The fields are alight with wattle blooms signalling spring’s start. In the Kanangra-Boyd to Wyangala Link (K2W), ten wattles are flowering this National Wattle Day, including the Red stemmed Wattle (Acacia rubida) the Western Silver Wattle (Acacia decora) the Green Wattle (Acacia decurrens) often mistakenly called the Early Black Wattle, and Chalkers Wattle (Acacia chalkeri) which grows in a small area around Wombeyan Caves and typically flowers between October and January.
Known commonly as acacias, almost 1000 species occur nationally making them the largest group of flowering plants in Australia.
In farming, integrating wattles as part of a sustainable habitat adds value to landholders, said John Weatherstone, an assessor for Land for Wildlife (LfW). K2W Link supports LfW assessors who assist landholders in integrating nature conservation with other activities, such as grazing. Wattles have considerable potential in revegetation programs that positively impact the environment and animals.
“Whole paddocks are planted with widely spaced rows of trees, which are grazed between when the trees are large enough,” John said.
He said this type of planting has proved to increase livestock productivity and improve stock health.
“At Binalong, where this technique was initiated, research indicated that chemicals in the leaves of some wattles, especially Black Wattle (Acacia mearnsii) resulted in a decrease in internal parasites. Stock also had increased productivity from reduced heat stress and protection from cold and windy weather,” said John.
“They are (mainly) pioneering plants, which establish quickly and act as a nurse crop for Eucalypts and other longer-term trees and shrubs.”
Another important function of wattles is restoring the nitrogen balance within ecosystems that benefit other plants. “Wattles are legumes which extract nitrogen from the atmosphere and make it available in a plant-available form for other trees and shrubs,” he said. This process is similar to how clover adds nitrogen to a pasture.
Other plant uses
They produce food for insects and encourage wildlife, including many bird species. “Wattles produce pollen which provides food for insects, which encourage the presence of birds, and as there are different species that flower at most times of the year, this provides a more regular food source for birds,” he said.
Many wattles produce an essential winter food source for possums, particularly the Sugar Glider (Petaurus breviceps) when other energy-rich food sources, such as nectar and some insects, are scarce.
Apart from attracting wildlife, they are a natural pest control, the dense foliage offers shade and shelter, and reduces erosion. The timber of larger wattles, especially Hickory wattles, is high-quality, while thinnings from direct seeding can be used for firewood. And its iconic beauty is synonymous with the nation’s history.
Its traditional uses by First Nations were as a source of nourishment with medicinal properties.

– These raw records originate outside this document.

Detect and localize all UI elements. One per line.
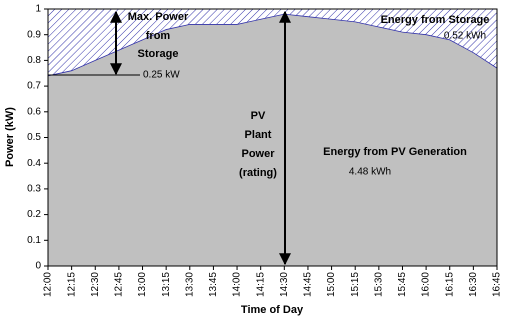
- x-tick-label: 15:30: [373, 272, 384, 297]
- y-tick-label: 0.9: [27, 29, 41, 40]
- storage-area: [48, 9, 497, 76]
- y-tick-label: 0.2: [27, 209, 41, 220]
- x-tick-label: 14:45: [303, 272, 314, 297]
- y-tick-label: 0.7: [27, 81, 41, 92]
- area: [48, 14, 497, 267]
- x-tick-label: 12:30: [90, 272, 101, 297]
- x-tick-label: 16:45: [492, 272, 503, 297]
- x-tick-label: 13:15: [161, 272, 172, 297]
- annotation: Energy from Storage: [381, 14, 490, 26]
- annotation: Storage: [138, 48, 179, 60]
- annotation: from: [146, 30, 171, 42]
- x-tick-label: 12:15: [66, 272, 77, 297]
- y-axis-label: Power (kW): [4, 107, 16, 167]
- y-tick-label: 0.8: [27, 55, 41, 66]
- overlay: Max. Power from Storage 0.25 kW PV Plant…: [4, 10, 490, 316]
- y-tick-label: 0.3: [27, 184, 41, 195]
- x-axis-label: Time of Day: [241, 304, 304, 316]
- x-tick-label: 13:30: [184, 272, 195, 297]
- y-tick-label: 0.4: [27, 158, 41, 169]
- x-tick-label: 13:45: [208, 272, 219, 297]
- y-tick-label: 0.5: [27, 132, 41, 143]
- x-tick-label: 12:00: [43, 272, 54, 297]
- annotation: Power: [241, 148, 275, 160]
- x-tick-label: 15:45: [397, 272, 408, 297]
- annotation: Plant: [245, 129, 272, 141]
- x-tick-label: 13:00: [137, 272, 148, 297]
- storage-edge: [47, 13, 498, 77]
- x-tick-label: 16:00: [421, 272, 432, 297]
- x-tick-label: 16:15: [444, 272, 455, 297]
- annotation: 4.48 kWh: [349, 167, 391, 178]
- x-tick-label: 15:15: [350, 272, 361, 297]
- annotation: Energy from PV Generation: [323, 146, 467, 158]
- annotation: Max. Power: [128, 11, 189, 23]
- plot-area: 0 0.1 0.2 0.3 0.4 0.5 0.6 0.7 0.8 0.9 1 12:00 12:15 1…: [27, 4, 503, 297]
- x-tick-label: 16:30: [468, 272, 479, 297]
- y-tick-label: 0.1: [27, 235, 41, 246]
- y-tick-label: 0: [35, 261, 41, 272]
- annotation: PV: [251, 110, 266, 122]
- y-tick-label: 1: [35, 4, 41, 15]
- x-tick-label: 14:15: [255, 272, 266, 297]
- x-tick-label: 14:30: [279, 272, 290, 297]
- x-tick-label: 12:45: [114, 272, 125, 297]
- x-tick-label: 15:00: [326, 272, 337, 297]
- annotation: 0.25 kW: [143, 70, 180, 81]
- annotation: 0.52 kWh: [444, 31, 486, 42]
- y-tick-label: 0.6: [27, 106, 41, 117]
- x-tick-label: 14:00: [232, 272, 243, 297]
- annotation: (rating): [239, 167, 277, 179]
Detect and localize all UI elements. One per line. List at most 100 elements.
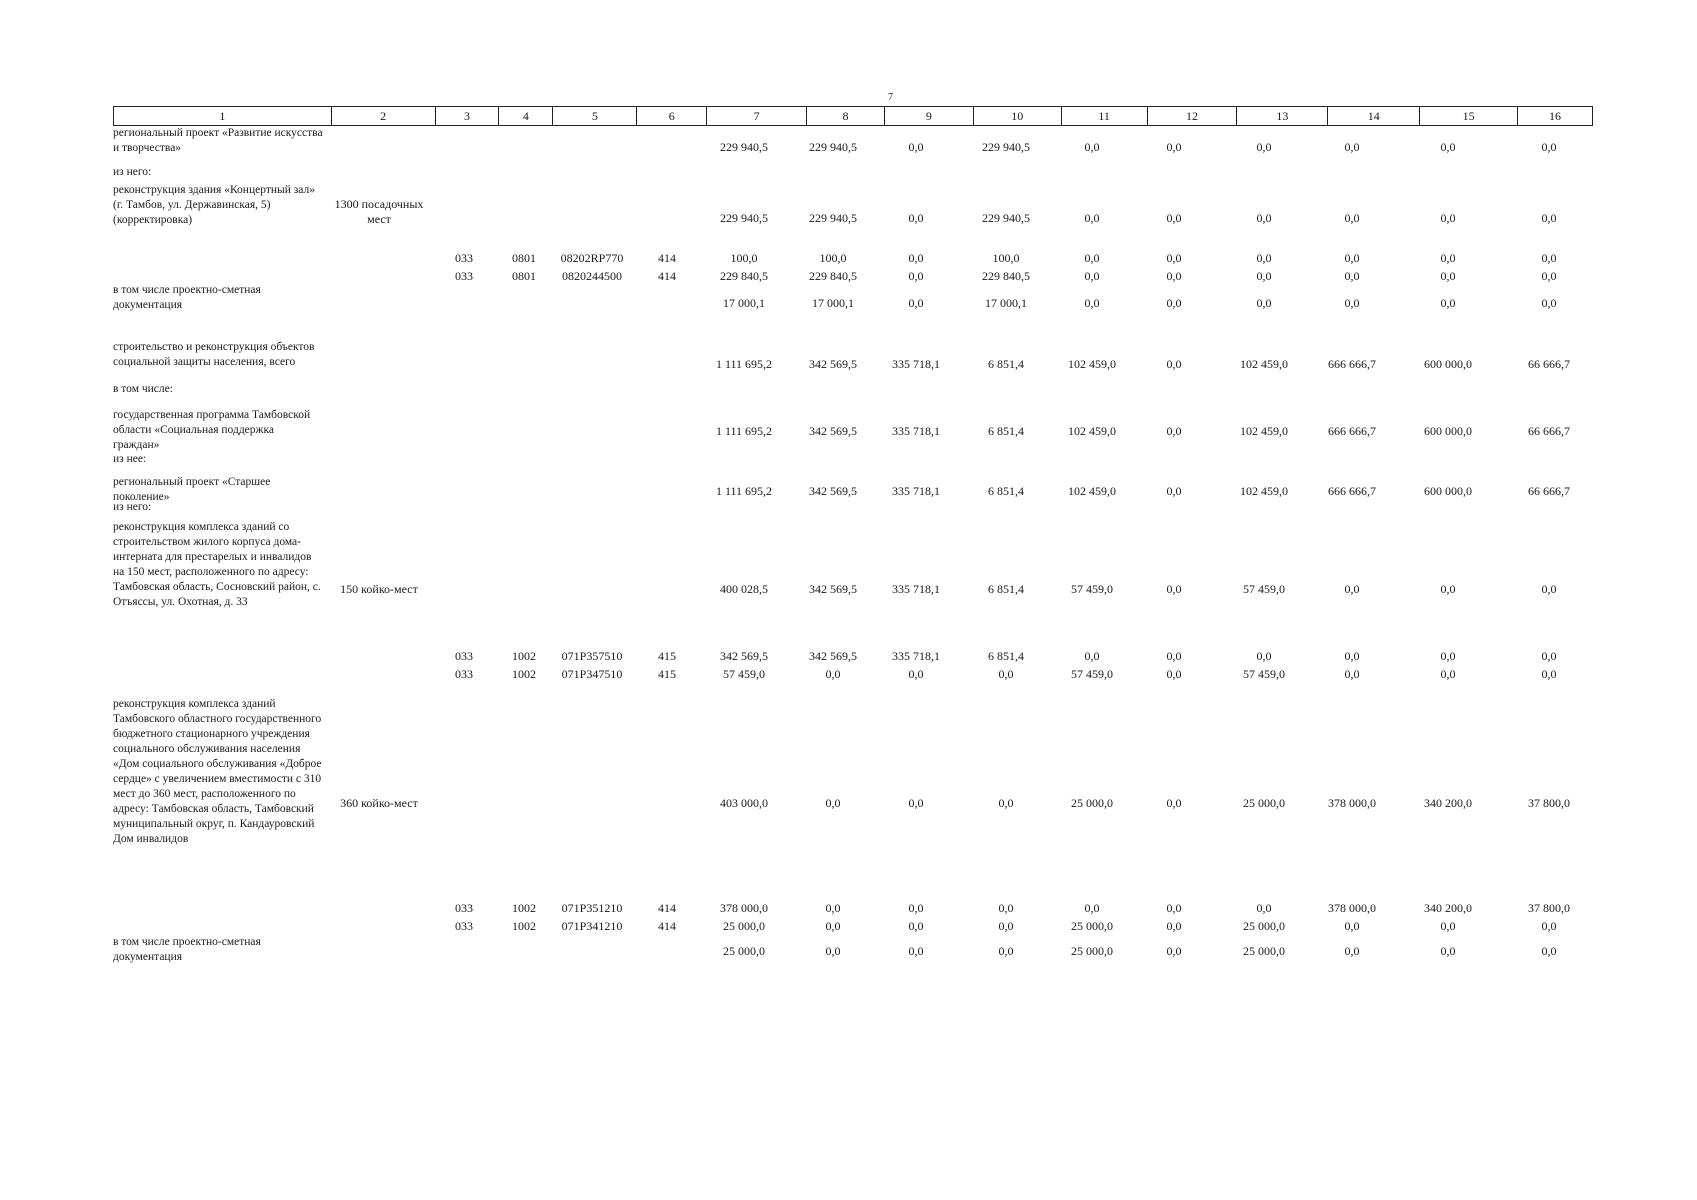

Wiradjuri man Adam Shipp has been working with native plants and in the environment around Ngunnawal country, near Canberra for decades. Now, through his company, Yurbay, in Wagga Wagga, he is sharing knowledge of traditional plant use with land owners and environmental organisations.
He said that in Wiradjuri culture, the seeds of Light Wood Wattle (Acacia inflexa) were ground to make flour.
“It also has a number of medicinal properties in the bark, which are used for pain relief and as an anti-inflammatory for rheumatoid arthritis, Adam said.
“Large strips of the bark were stripped and soaked in water and used as a bathing type to relieve sore joints. The leaves are crushed and made into soap.”
These days, Wattleseed is commonly used and commercially developed for the bush food industry, even featuring in McDonald’s McCafe menus. In 2022, McCafe introduced the Australiano, a combination of wattleseed, chai and roasted coffee beans.
Land for Wildlife
LfW is a free and voluntary property registration scheme for landowners who wish to manage areas for wildlife and native vegetation. The program’s cornerstone is a one-on-one visit by the local officer who will help landowners develop a personalised property plan.